I have no answers here but the tv series’ i think have really benefitted by largely being national tv-station produced by Denmark’s BBC equivalent, who demanded modern series’ relevant to life today be created for their Sunday evening timeslots. I do wish the beeb would look at this rather than the yawnsome remake of Upstairs Downstairs and whatever sleepy sub-CSI thriller they tend to show on a Sunday night. I think they also appeal because the characters are real and utterly believable and importantly female characters are essential, rather than just being some wife/girlfriend/plain-jane colleague role. With Borgen, yes, you can absolutely see why the female PM’s marriage would potentially crumble and that her relationship with her kids would suffer. With The Killing, there is no disguising the fact that Sarah Lund is a pretty damaged character and her unorthodox methods and singular personality have resulted in estrangement from her son and family aswell as having directly resulted in the death of close colleagues.

The literature too details the lengthy processes the police and prosecutors have to go through to catch and convict criminals. There are no quick-CSI/Law and Order type arrests here (and these are largely BIG hefty 500+ page novels). The characterisation again is compelling and the flaws of Wallander and Hole keep the reader rooting for them.

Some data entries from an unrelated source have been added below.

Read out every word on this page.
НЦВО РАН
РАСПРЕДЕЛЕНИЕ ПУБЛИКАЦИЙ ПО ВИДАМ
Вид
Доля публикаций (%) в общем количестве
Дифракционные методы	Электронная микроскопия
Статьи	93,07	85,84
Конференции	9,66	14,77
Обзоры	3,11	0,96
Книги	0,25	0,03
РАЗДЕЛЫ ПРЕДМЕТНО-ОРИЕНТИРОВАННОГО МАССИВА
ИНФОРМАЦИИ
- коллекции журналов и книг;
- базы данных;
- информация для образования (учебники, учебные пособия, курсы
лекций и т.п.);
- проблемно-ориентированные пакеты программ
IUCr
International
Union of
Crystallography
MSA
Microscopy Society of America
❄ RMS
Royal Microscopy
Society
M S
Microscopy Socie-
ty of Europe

The old stereotypical image of Scandinavian countries offering little more than Abba, Sauna’s and Ulrika Jonnson has been completely replaced with the rest of the world waking up to it’s cool clothes, music, art, books, tv and cinema and on a completely frivolous note, Stockholm’s men were recently voted Sexiest in the World largely aided, i personally feel by Swedish actor Alexander Skarsgård (True Blood).